Le gouvernement de la République démocratique du Congo et les rebelles du M23 soutenus par le Rwanda se sont accusés à tour de rôle des explosions survenues lors d’un rassemblement à Bukavu, ville de l’est du pays contrôlée par les rebelles, qui ont fait 13 morts et des dizaines de blessés.
L’accusation portée contre les rebelles à la suite de l’incident de jeudi a encore accru les tensions dans l’est du Congo, où une avancée rebelle cette année a attiré les armées voisines, faisant craindre une guerre régionale.
L’armée congolaise a déclaré que les troupes rwandaises et les rebelles ont tiré des roquettes et des grenades sur une foule rassemblée jeudi sur la place centrale de Bukavu pour un discours d’un des dirigeants du M23.
« L’armée rwandaise et ses (proxys) ont bombardé et tiré à balles réelles sur la population civile », a déclaré le ministère congolais de l’Intérieur dans un communiqué publié sur X.
Un porte-parole du gouvernement rwandais n’a pas immédiatement répondu à une demande de commentaire. Kigali nie soutenir le M23.
Corneille Nangaa, chef d’une alliance rebelle dont fait partie le M23, a accusé le président congolais Félix Tshisekedi. Il a déclaré jeudi que les grenades étaient du même type que celles utilisées par l’armée burundaise, qui soutient les forces congolaises.

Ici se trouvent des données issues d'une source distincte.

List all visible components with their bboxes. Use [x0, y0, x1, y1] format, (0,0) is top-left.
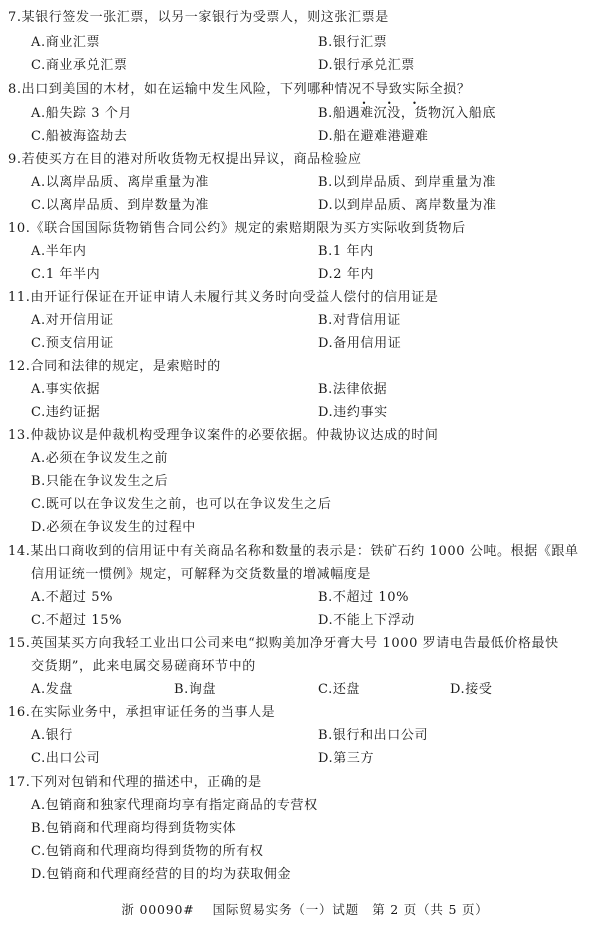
question-16-option-b: B.银行和出口公司 — [318, 728, 428, 744]
question-8-option-c: C.船被海盗劫去 — [31, 129, 127, 145]
question-11-option-d: D.备用信用证 — [318, 336, 401, 352]
question-12-option-c: C.违约证据 — [31, 405, 100, 421]
question-7-option-b: B.银行汇票 — [318, 35, 387, 51]
question-15-option-d: D.接受 — [450, 682, 493, 698]
question-15-stem-continued: 交货期”，此来电属交易磋商环节中的 — [31, 659, 256, 675]
emphasis-words: 不导致 — [362, 82, 403, 97]
question-16-option-a: A.银行 — [31, 728, 73, 744]
question-10-stem: 10.《联合国国际货物销售合同公约》规定的索赔期限为买方实际收到货物后 — [8, 221, 466, 237]
question-13-option-b: B.只能在争议发生之后 — [31, 474, 168, 490]
question-11-option-c: C.预支信用证 — [31, 336, 114, 352]
question-17-option-b: B.包销商和代理商均得到货物实体 — [31, 821, 236, 837]
question-11-option-a: A.对开信用证 — [31, 313, 114, 329]
question-17-option-c: C.包销商和代理商均得到货物的所有权 — [31, 844, 263, 860]
question-9-option-c: C.以离岸品质、到岸数量为准 — [31, 198, 209, 214]
question-7-option-a: A.商业汇票 — [31, 35, 100, 51]
question-15-stem: 15.英国某买方向我轻工业出口公司来电“拟购美加净牙膏大号 1000 罗请电告最… — [8, 636, 559, 652]
question-8-stem: 8.出口到美国的木材，如在运输中发生风险，下列哪种情况不导致• • •实际全损？ — [8, 82, 470, 98]
question-13-option-a: A.必须在争议发生之前 — [31, 451, 168, 467]
question-13-option-d: D.必须在争议发生的过程中 — [31, 520, 196, 536]
question-13-stem: 13.仲裁协议是仲裁机构受理争议案件的必要依据。仲裁协议达成的时间 — [8, 428, 438, 444]
question-11-option-b: B.对背信用证 — [318, 313, 401, 329]
question-12-option-a: A.事实依据 — [31, 382, 100, 398]
question-17-option-a: A.包销商和独家代理商均享有指定商品的专营权 — [31, 798, 318, 814]
question-7-option-c: C.商业承兑汇票 — [31, 58, 127, 74]
question-14-stem: 14.某出口商收到的信用证中有关商品名称和数量的表示是：铁矿石约 1000 公吨… — [8, 544, 579, 560]
question-17-stem: 17.下列对包销和代理的描述中，正确的是 — [8, 775, 262, 791]
question-7-option-d: D.银行承兑汇票 — [318, 58, 415, 74]
question-14-option-b: B.不超过 10% — [318, 590, 409, 606]
question-10-option-d: D.2 年内 — [318, 267, 374, 283]
question-12-stem: 12.合同和法律的规定，是索赔时的 — [8, 359, 221, 375]
question-10-option-a: A.半年内 — [31, 244, 87, 260]
emphasis-text: 不导致• • • — [362, 82, 403, 97]
question-14-option-a: A.不超过 5% — [31, 590, 113, 606]
question-13-option-c: C.既可以在争议发生之前，也可以在争议发生之后 — [31, 497, 331, 513]
question-15-option-c: C.还盘 — [318, 682, 360, 698]
question-12-option-b: B.法律依据 — [318, 382, 387, 398]
question-10-option-c: C.1 年半内 — [31, 267, 100, 283]
question-8-option-b: B.船遇难沉没，货物沉入船底 — [318, 106, 496, 122]
question-16-option-d: D.第三方 — [318, 751, 374, 767]
question-16-stem: 16.在实际业务中，承担审证任务的当事人是 — [8, 705, 275, 721]
page-footer: 浙 00090# 国际贸易实务（一）试题 第 2 页（共 5 页） — [0, 900, 610, 918]
question-8-stem-text: 8.出口到美国的木材，如在运输中发生风险，下列哪种情况 — [8, 82, 362, 97]
question-14-option-d: D.不能上下浮动 — [318, 613, 415, 629]
question-9-option-b: B.以到岸品质、到岸重量为准 — [318, 175, 496, 191]
question-9-option-a: A.以离岸品质、离岸重量为准 — [31, 175, 209, 191]
question-9-option-d: D.以到岸品质、离岸数量为准 — [318, 198, 497, 214]
question-14-stem-continued: 信用证统一惯例》规定，可解释为交货数量的增减幅度是 — [31, 567, 371, 583]
question-12-option-d: D.违约事实 — [318, 405, 388, 421]
question-8-option-d: D.船在避难港避难 — [318, 129, 429, 145]
question-16-option-c: C.出口公司 — [31, 751, 100, 767]
question-17-option-d: D.包销商和代理商经营的目的均为获取佣金 — [31, 867, 291, 883]
question-14-option-c: C.不超过 15% — [31, 613, 122, 629]
question-15-option-b: B.询盘 — [174, 682, 216, 698]
question-10-option-b: B.1 年内 — [318, 244, 374, 260]
question-8-option-a: A.船失踪 3 个月 — [31, 106, 132, 122]
question-15-option-a: A.发盘 — [31, 682, 73, 698]
question-11-stem: 11.由开证行保证在开证申请人未履行其义务时向受益人偿付的信用证是 — [8, 290, 438, 306]
question-7-stem: 7.某银行签发一张汇票，以另一家银行为受票人，则这张汇票是 — [8, 10, 389, 26]
question-9-stem: 9.若使买方在目的港对所收货物无权提出异议，商品检验应 — [8, 152, 362, 168]
question-8-stem-end: 实际全损？ — [402, 82, 470, 97]
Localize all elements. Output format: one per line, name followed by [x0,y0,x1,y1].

Reuters n’a pas pu vérifier cette information de manière indépendante. Le porte-parole de l’armée burundaise a déclaré qu’aucun de ses soldats n’était à Bukavu, sans répondre à l’allégation de grenade.
Deux témoins ont déclaré à Reuters avoir vu un assaillant tenter de tirer une grenade sur un convoi de chefs rebelles mais rater sa cible, tuant au lieu de cela des personnes rassemblées lors du rassemblement.
« La grenade a explosé trop tôt », a déclaré l’un des témoins. Tous deux ont déclaré que l’explosion avait tué l’assaillant.
Les habitants de Bukavu se sont portés volontaires vendredi pour donner du sang pour les blessés après avoir appris que les stocks de sang étaient épuisés.
Une source médicale a déclaré jeudi que l’hôpital général de la ville traitait 68 personnes blessées. Le ministère congolais de l’Intérieur a déclaré que « près de 100 » avaient été grièvement blessées.
« Nous avons été invités à venir donner notre sang après le problème qui a frappé nos frères hier, afin qu’ils puissent retrouver la vie », a déclaré Augustin Mihigo, donneur de sang.
« Ils nous disent que l’autorisation n’a pas encore été donnée », a déclaré Jean-Paul Mulagizi, dont le frère a été tué. « Est-ce que cela viendra aujourd’hui, demain ou après-demain ? Nous n’avons aucune certitude ».
EFFORTS DE PAIX
Les sanctions internationales, la reprise des enquêtes de la Cour pénale internationale et les négociations de paix menées par l’Afrique n’ont pas réussi à arrêter l’avancée des rebelles, qui ont pris le contrôle des deux principales villes de l’est du Congo, Goma et Bukavu.
Depuis janvier, environ 7 000 personnes ont été tuées et près d’un demi-million de personnes se sont retrouvées sans abri après la destruction de 90 camps de déplacés dans l’est du Congo, selon le gouvernement.
L’agence des Nations unies pour les réfugiés a déclaré vendredi que 60 000 personnes avaient fui vers le Burundi voisin au cours des deux dernières semaines.
Les Etats-Unis ont sanctionné la semaine dernière un ministre rwandais et la Grande-Bretagne a menacé de suspendre l’aide bilatérale et d’imposer d’autres sanctions diplomatiques au Rwanda s’il ne retirait pas ses troupes du Congo.
« Les sanctions, elles ont commencé mais elles ne suffisent pas. La preuve, c’est que l’armée rwandaise est toujours là », a déclaré le ministre congolais des Communications, Patrick Muyaya.
Kigali affirme que ses forces agissent en état de légitime défense contre les troupes congolaises et que des groupes armés alliés ont uni leurs forces aux rebelles hutus rwandais – vestiges de soldats et de milices rwandais responsables du génocide de 1994 dans le pays.
Le président du Burundi, allié régional du Congo, a déclaré jeudi qu’une solution négociée restait possible.
Mais une réunion prévue des ministres des blocs d’Afrique australe et orientale qui devait discuter d’un éventuel plan de cessez-le-feu vendredi a été reportée, ont déclaré deux diplomates, un ministre congolais et une source au sein de la présidence congolaise.
Les deux blocs étudient la possibilité de déployer des troupes pour sécuriser les zones sous contrôle des rebelles du M23, selon un document consulté par Reuters.